Türkiye ekonomisi (evet, yeniden, bir kez daha) durgunluk ile birlikte enflasyon ve döviz fiyatlarında yükselme ile tetiklenen bir kriz dalgası içerisine sürükleniyor. Bu satırların yazıldığı sıralarda Amerikan Doları’nın TL karşılığı 5.40 düzeyine ulaşmış; Merkez Bankası ise doların bu yükselişinin önüne geçmek üzere rezervlerinden 2 milyar dolar kullanarak, piyasalara sunmuş idi. Ekonomi idaresinin Türk Lirası’nın dövizler karşısındaki erimesine karşı şu ana değin sunduğu önlem planı, Merkez Bankası rezervlerinin kullanılması ve vatandaşların ellerinde tuttukları dövizleri TL’ye çevirmeleri çağrısına dayanmaktadır.
Günde yaklaşık 4.5 trilyon dolarlık bir işlem hacminin döndüğü küresel döviz piyasalarında, Türk Lirası’nın değerini korumak üzere Merkez Bankası rezervlerini kullanarak ya da vatandaşların “yastık altı” diye anılan sistemin dışındaki döviz varlıklarını piyasaya davet ederek döviz piyasalarının istikrara kavuşturulamayacağı açıktır. Söz konusu “çağrı” olsa olsa vatandaşların milli duygularına hitap ederek, neoliberal küreselleşmenin getirdiği yükümlülükler zincirine intibak sürecini kolaylaştırmaktan ve söz konusu sürecin yol açtığı eşitsizliklerin gizlenmesinden ibarettir.
Neoliberal küreselleşmenin Türkiye benzeri gelişmekte olan piyasa ekonomilerinde yaratmakta olduğu tahribatı ört bas etmek ve gelişen toplumsal muhalefetin sisteme yönelik bir başkaldırıya dönüşmesini engelleyebilmek için başvurulan siyasi bir söylemdir, neoliberal milliyetçilik.
***
Konunun iktisadi göstergeler boyutuna bakacak olursak, Türkiye ekonomisinin uluslararası yazında geliştirilmiş öncü kriz göstergeleri açısından kritik eşiklerin ciddi olarak aşıldığı, kırılgan bir ekonomi olarak değerlendirildiği görülecektir.

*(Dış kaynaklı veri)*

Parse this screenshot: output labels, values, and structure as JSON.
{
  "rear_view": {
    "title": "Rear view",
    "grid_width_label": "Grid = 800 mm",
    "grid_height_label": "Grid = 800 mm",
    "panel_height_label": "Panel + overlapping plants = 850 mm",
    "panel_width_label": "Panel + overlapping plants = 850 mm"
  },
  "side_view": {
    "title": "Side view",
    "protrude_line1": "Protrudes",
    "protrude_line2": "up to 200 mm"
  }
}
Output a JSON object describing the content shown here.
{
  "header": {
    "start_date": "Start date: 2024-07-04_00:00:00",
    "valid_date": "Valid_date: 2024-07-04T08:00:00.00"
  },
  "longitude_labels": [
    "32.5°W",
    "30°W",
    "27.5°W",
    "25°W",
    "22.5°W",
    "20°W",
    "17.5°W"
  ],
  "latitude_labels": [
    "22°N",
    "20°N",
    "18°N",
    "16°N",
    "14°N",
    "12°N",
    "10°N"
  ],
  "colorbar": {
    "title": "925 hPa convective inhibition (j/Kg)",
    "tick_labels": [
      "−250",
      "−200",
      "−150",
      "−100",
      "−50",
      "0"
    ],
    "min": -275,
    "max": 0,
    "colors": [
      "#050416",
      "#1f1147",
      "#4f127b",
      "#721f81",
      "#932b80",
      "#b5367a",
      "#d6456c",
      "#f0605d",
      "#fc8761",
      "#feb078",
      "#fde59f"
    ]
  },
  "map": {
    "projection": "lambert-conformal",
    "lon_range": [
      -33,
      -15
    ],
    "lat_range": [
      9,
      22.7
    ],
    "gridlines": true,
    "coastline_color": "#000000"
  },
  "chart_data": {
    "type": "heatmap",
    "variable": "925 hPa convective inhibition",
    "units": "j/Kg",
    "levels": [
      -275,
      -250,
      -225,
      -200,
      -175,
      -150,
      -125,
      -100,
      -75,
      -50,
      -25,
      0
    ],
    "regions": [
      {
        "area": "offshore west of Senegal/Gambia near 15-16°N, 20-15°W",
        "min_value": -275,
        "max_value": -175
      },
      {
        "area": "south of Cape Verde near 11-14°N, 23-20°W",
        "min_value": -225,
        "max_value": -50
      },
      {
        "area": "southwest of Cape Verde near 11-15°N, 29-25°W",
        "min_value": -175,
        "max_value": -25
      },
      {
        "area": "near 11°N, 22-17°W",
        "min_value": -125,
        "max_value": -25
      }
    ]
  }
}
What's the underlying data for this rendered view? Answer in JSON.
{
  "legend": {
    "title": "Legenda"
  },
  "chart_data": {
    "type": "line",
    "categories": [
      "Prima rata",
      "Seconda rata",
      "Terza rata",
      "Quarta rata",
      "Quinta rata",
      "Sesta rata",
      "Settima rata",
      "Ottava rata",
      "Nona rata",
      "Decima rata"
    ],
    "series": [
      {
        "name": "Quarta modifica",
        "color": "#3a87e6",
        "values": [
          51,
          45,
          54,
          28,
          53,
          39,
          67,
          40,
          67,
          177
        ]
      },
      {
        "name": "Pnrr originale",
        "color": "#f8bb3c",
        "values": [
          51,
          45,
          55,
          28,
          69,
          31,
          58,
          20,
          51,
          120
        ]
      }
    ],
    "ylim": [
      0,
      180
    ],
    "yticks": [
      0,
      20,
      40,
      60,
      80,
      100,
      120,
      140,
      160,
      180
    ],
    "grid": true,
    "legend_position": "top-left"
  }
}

Dış borçların milli gelire oranı; cari işlemler açığının büyüklüğü ve finansman kalitesinin kısa vadeye sıkışmış olan sağlıksız görünümü; tasarruf – yatırım dengesizliği; Merkez Bankası döviz rezervlerinin kısa vadeli dış borçlara oranı; ve şirketler kesiminin dış açık pozisyonu gibi göstergeler bakımından Türkiye’nin dış kırılganlığı geçmiş kriz deneyimlerindeki kritik eşikleri aşmış konumdadır.
Ancak konu sadece “iktisadi” göstergeler ile sınırlı kalmamış, Türkiye küresel arenada uluslararası hukuk normlarının zedelendiği; yargı–yasama–yürütme üçgeninin ciddi biçimde yara aldığı ve başta Merkez Bankası olmak üzere, birçok düzenleyici ve denetleyici kurumlarının işlevsizleştiği bir ülke olarak değerlendirilir konuma sürüklenmiştir. İktisadi kriz sadece “iktisadi” göstergelerin bozulmasıyla sınırlı kalmamış, hukuk ve yönetim krizleriyle perçinleşmiş durumdadır.
Bu koşullar altında uygulanması gerekecek olan “istikrar paketi” geleneksel kemer sıkma tedbirlerinin çok üstünde, hukuk normlarının uluslararası standartlara uygun hale getirilmesini başat edinecek düzenlemeleri içermek zorundadır.